February 26, 2009 - 7:17am
soaking frsh grd flour for muffins?
Does anyone let their muffin recipe soak for 1-4 hours if using freshly ground flour? I have done so and they seem to have a really nice texture. Like in bread, perhaps, the flour needs time to soak up moisture. Would this make a difference or am I just wasting time?
Thanks
I've tried this a few times and I'm not convinced of its efficacy. I think the _most_ important thing for final texture is the beginning hydration... how gloopy it is... too runny and too doughy have both turned out poorly while there is a small sweet spot in the middle.
Take this all with a grain of salt, I'm still far from a perfect muffin recipe w/freshly ground flour.
Thanks for your reply. I think the same now. I made some yesterday with freshly ground kamut (no soaking) and they turned out great. The texture was very nice! Like you said the initial hydration is key.
Thank you again!
Muffins with kamut, now _that_ is a good idea. Was it only kamut or did you mix in some other flours/flavors????

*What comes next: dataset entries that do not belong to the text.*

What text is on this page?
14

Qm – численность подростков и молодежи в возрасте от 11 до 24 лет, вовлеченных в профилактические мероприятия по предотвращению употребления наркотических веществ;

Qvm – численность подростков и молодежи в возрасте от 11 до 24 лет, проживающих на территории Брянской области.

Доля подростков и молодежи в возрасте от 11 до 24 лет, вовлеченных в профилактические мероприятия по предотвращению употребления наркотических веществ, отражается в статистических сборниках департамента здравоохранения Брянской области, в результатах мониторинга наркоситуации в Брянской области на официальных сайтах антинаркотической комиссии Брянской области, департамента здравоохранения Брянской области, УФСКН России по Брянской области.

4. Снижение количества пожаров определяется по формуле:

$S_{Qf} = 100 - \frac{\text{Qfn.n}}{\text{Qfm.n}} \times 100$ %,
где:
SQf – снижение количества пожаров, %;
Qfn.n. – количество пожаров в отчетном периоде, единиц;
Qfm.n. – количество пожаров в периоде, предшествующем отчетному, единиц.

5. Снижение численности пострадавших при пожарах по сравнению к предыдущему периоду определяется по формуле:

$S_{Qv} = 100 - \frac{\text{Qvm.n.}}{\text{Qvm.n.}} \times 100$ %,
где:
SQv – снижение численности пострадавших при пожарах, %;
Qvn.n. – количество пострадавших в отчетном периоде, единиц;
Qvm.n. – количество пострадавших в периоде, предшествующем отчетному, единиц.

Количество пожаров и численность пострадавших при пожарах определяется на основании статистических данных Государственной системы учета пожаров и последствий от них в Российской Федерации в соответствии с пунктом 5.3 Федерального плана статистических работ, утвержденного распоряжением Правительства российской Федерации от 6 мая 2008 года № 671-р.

I used only kamut flour and just substituted it for the white flour in a pumpkin/cranberry muffin recipe with rapadura sugar substituted for white sugar. I could've used more volume but the texture was soft and cakelike. Normally, I'll use spelt for muffins but this is definitely my family's favorite now.
If you happen to need the recipe I'll post it. I'm sure it could still use some refining to achieve better volume though.